Opioid crisis still raging

Dec 9, 2021 | 3:27 PM

PRINCE GEORGE – It is a crisis and has been for years. That’s according to BC’s Chief Coroner, Lisa LaPointe. Her agency released a report painting a picture of the opioid crisis in 2021. It indicates that the 1,782 suspected illicit drug toxicity deaths between January and October of this year are the highest ever recorded in a calendar year. None of this comes as a surprise to the head of POUNDS, whose mandate it is to prevent overdose.

But one good thing in the report is that the number of overdose deaths due to a poisoned drug supply in Prince George has dropped from 58 last year to 41 this year. And Jordan Harris attributes that to safe supply.

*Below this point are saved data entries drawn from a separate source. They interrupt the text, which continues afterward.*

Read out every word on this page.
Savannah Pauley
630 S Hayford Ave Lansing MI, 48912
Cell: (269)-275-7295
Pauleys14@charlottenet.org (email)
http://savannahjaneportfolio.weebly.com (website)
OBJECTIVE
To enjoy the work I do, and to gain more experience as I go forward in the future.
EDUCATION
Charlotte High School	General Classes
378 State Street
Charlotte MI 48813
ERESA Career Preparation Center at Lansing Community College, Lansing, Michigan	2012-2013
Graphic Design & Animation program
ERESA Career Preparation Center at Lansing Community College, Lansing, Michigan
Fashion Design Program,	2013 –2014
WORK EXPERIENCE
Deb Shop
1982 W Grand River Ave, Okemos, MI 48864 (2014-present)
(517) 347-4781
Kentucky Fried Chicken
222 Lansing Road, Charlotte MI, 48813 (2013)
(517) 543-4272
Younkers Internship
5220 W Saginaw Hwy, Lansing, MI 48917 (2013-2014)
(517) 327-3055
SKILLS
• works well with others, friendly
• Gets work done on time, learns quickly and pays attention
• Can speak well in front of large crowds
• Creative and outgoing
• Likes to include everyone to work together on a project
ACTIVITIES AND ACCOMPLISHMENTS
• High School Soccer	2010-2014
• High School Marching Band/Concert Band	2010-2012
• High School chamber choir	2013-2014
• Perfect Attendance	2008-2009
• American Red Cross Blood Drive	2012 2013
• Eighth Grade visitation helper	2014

“I think the fact we’ve seen fewer deaths here in Prince George this year than we did last year, in 2020, I think we owe that to a community of practice that’s held by some really brave prescribers in our community. Some really brave care providers that are stepping up to do the work to create safe supply and paths to other maintenance therapies for individuals who are living with additions.”

But access to a safe drug supply and, more urgently, those who will administer those drugs, are huge hurdles to overcome in the north. And that is felt more acutely in even more rural communities.

But Harris argues, safe supply is the path to treatment, one of Larry Campbell’s four pillars.

“There’s no aspect to mental health and addictions in our systems, that exists in that field, that doesn’t need to be looked at. We, as advocates, are really putting on a lot of pressure on safe supply and decriminalization as the most urgent measures in this crisis because those are the things that are going to keep people alive. All the treatment beds in the world won’t do you any good if you die of an overdose before you get there.”